Collier à mâcher larme
https://bienetreautiste.com/products/collier-a-macher-larme
Ces colliers permettent d'éviter de se mordre les joues, de se ronger les dents ou de serrer la mâchoire. En mordant le collier, il est possible d'évacuer le stress et l'anxiété et de rester concentré sur une tâche sans pour autant abîmer ses stylos ou le col, le manche de ses t-shirts. Ce collier possède un système de clip qui permet d'éviter tout risque d'étranglement, il peut donc être porté en toute situation puisqu'avec un coup sec il s'ouvre. Pour l'entretien, il suffit de le laver avec de l'eau et du savon. En revanche, les morsures vont engendrer une usure et sa mollesse préserve les dents mais ne garantit pas une durée de vie illimitée du collier, il conviendra donc de le changer dès qu'il commencera à s'user. Pour les personnes qui mâchouillent intensément et fréquemment, il faudra essayer plusieurs modèles de colliers à mâcher pour voir celui qui est le plus adapté à son type de mâchouillage. Ces colliers sont à base de silicone alimentaire, ils ne contiennent ni BPA ni PVC, ils peuvent être utilisés dès l'âge de trois ans. Le collier fait 1 cm d'épaisseur et mesure 7 cm sur 5 cm, ce qui en fait un objet assez discret autour du cou, comme un pendentif.

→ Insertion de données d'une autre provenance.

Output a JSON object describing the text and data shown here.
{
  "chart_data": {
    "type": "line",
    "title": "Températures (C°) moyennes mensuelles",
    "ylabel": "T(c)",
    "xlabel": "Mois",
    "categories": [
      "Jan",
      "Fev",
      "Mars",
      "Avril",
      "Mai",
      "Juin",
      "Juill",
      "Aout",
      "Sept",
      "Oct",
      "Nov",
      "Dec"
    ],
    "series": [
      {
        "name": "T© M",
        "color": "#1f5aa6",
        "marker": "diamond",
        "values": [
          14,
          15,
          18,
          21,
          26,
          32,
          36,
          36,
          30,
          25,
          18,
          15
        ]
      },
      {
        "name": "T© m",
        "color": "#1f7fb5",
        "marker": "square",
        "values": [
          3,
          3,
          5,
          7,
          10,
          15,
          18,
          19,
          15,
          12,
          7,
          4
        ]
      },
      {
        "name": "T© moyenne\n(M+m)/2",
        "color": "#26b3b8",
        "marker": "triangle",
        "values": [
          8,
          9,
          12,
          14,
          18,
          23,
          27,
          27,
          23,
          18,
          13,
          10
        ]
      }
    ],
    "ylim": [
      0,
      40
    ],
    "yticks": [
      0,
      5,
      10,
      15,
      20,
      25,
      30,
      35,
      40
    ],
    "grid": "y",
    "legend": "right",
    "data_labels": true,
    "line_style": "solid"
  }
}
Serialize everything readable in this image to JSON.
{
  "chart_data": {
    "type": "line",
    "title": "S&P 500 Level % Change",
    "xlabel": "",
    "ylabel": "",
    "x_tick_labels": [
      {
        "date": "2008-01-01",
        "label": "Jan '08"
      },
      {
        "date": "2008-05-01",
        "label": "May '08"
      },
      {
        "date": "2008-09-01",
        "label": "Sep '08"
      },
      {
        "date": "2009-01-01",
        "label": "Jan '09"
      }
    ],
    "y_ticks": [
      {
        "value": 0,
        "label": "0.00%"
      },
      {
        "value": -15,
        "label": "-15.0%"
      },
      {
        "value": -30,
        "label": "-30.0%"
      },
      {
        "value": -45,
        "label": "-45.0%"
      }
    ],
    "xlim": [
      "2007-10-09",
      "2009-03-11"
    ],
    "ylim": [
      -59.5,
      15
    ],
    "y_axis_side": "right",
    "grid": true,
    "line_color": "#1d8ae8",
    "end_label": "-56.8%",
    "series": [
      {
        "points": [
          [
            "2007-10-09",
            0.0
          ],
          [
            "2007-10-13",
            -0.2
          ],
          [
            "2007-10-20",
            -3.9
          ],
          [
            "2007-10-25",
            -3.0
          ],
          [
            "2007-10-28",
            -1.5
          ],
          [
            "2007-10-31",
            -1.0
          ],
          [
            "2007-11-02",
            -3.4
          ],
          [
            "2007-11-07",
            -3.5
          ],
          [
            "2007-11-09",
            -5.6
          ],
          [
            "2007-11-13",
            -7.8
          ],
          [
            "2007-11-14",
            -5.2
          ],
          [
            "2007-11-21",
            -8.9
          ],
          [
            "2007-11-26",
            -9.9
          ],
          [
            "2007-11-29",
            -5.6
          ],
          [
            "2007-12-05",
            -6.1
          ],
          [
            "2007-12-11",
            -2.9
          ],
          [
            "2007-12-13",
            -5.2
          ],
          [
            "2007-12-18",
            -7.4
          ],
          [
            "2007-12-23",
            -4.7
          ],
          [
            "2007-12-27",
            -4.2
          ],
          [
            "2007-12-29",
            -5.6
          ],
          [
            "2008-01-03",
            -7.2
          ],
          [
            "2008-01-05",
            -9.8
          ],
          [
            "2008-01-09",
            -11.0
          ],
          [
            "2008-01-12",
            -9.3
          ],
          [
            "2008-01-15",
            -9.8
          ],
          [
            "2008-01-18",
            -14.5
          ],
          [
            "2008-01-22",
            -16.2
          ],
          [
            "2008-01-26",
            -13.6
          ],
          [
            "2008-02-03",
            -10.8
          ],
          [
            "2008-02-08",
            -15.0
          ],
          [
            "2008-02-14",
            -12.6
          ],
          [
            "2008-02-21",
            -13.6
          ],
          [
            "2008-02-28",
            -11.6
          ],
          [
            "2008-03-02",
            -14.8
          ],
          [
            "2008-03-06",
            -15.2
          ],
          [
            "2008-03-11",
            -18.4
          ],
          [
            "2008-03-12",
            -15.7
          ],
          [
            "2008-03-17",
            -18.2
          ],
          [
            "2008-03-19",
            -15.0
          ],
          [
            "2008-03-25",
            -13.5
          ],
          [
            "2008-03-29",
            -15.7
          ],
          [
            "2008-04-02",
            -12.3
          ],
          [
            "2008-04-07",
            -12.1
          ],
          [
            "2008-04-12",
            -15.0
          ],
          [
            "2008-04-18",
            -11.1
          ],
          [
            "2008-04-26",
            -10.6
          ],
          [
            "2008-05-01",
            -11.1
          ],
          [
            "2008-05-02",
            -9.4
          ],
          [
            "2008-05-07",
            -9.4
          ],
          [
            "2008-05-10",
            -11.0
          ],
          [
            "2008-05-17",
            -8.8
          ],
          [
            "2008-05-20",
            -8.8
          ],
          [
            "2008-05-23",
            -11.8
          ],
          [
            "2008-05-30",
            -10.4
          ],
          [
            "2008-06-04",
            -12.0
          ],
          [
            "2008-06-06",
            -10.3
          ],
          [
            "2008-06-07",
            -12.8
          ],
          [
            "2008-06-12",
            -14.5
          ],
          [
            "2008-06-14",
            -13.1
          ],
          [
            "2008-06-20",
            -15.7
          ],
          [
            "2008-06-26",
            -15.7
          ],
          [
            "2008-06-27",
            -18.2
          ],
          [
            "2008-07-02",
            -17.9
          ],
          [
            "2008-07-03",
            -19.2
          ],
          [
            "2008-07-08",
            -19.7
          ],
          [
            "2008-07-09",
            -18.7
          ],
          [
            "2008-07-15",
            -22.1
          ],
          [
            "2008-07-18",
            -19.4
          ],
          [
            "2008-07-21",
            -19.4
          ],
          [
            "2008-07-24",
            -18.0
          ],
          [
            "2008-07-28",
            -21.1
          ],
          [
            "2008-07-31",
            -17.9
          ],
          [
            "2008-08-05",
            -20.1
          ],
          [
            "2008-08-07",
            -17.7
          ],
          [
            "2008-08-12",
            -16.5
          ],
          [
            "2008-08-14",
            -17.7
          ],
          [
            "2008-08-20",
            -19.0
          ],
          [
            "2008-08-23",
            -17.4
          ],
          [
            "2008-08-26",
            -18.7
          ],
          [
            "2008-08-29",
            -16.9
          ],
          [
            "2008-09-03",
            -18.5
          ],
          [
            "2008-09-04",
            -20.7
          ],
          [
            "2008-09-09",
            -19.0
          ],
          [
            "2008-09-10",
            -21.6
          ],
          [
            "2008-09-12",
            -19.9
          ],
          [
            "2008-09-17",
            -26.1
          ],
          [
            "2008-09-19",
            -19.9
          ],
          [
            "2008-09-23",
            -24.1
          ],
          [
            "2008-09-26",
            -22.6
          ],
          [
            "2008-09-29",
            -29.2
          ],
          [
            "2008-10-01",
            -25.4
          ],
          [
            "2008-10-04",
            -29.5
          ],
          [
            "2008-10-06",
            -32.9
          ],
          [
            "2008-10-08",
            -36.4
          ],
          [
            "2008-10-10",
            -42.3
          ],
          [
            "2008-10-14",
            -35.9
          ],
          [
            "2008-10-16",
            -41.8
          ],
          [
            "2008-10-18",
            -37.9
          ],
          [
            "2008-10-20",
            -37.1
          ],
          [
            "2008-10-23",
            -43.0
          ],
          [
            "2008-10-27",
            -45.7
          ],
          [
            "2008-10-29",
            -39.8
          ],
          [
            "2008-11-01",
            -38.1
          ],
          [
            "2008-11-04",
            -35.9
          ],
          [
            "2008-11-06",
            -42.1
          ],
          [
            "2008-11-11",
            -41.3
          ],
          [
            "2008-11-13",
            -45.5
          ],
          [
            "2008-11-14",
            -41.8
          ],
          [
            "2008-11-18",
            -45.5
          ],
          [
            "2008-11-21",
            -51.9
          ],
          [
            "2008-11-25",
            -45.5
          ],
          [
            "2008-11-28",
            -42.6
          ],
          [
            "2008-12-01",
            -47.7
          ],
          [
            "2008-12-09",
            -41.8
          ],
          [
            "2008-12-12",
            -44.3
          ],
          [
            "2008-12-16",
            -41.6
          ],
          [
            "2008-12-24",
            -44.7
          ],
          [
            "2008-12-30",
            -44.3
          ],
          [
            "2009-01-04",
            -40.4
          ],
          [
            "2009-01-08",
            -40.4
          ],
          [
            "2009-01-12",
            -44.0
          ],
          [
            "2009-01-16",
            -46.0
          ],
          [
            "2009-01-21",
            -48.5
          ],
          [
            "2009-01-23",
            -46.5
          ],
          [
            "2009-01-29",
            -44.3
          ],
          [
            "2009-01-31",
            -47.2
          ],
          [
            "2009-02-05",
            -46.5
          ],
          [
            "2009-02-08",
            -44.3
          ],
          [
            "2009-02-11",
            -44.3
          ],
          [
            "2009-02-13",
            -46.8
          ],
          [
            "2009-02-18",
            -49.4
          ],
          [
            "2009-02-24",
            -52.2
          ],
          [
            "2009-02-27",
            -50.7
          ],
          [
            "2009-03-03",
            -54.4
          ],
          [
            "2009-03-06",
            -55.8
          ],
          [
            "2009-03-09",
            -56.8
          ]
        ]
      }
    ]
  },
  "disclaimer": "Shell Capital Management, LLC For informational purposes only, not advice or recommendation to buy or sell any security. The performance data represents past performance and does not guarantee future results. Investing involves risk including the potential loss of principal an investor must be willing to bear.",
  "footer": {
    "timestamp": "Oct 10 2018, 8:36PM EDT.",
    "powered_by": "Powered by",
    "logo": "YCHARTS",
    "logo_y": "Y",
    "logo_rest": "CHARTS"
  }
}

Lot d'embout à mâchouiller sabre
https://bienetreautiste.com/products/embout-a-machouiller-sabre
Afin de ne plus abîmer ses affaires personnelles et cesser de s'arracher les peaux ou de se gratter frénétiquement, les embouts à mâcher permettent de réduire l'anxiété de la personne autiste qui pourra sucer et mâchouiller ces embouts tout en travaillant. Cela permet de rester patient et attentif et de ne pas trop s'agiter sur son siège. Ils sont vendus par cinq et peuvent être utilisés dès l'âge de trois ans. La taille est de 6,3 cm sur 1,3 cm. Tout comme les pendentifs, ils sont facilement lavables à l'eau et au savon et peuvent passer au lave-vaisselle. Ils ne contiennent ni latex, ni phtalates, ni PVC, ni BPA, ni nitrosamine. Le fait d'en avoir plusieurs permet de varier les couleurs et d'en mettre sur plusieurs stylos, ce qui augmente également la durée de vie de chacun.
Collier à mâcher plaque
https://bienetreautiste.com/products/collier-a-macher-plaque
Une autre forme de collier à mâcher est la plaque. Chacun devra essayer pour déterminer quelle forme et quelle dureté lui conviennent afin de choisir le modèle adéquat. Il est donc important d'avoir accès à de nombreuses formes de pendentifs à mâcher. Avoir un objet à sucer dans la bouche peut remplacer le stimuli gustatif et éviter les problèmes liés à un excès de poids ou au diabète des personnes qui ont besoin de manger des bonbons ou des sucreries tout au long de la journée pour s'apaiser. Tout comme le collier larme, le collier plaque possède un cordon anti étranglement qui permet de le porter en toute sécurité. On le nettoie à l'eau et au savon et il convient de le jeter dès les premiers signes d'usure pour éviter l'ingestion de petits morceaux de plastique. Ces colliers sont en silicone alimentaire, ce qui leur confère une grande souplesse et permet d'éviter l’abrasion des dents, à la différence des stylos et autres objets que les personnes autistes pourraient mâchouiller. Ils sont utilisables à partir de 3 ans et sont discrets avec leurs 6.2 cm sur 3.7 cm. Ils ne contiennent pas de BPA, de latex, de phtalates, de PVC ni de nitrosamines.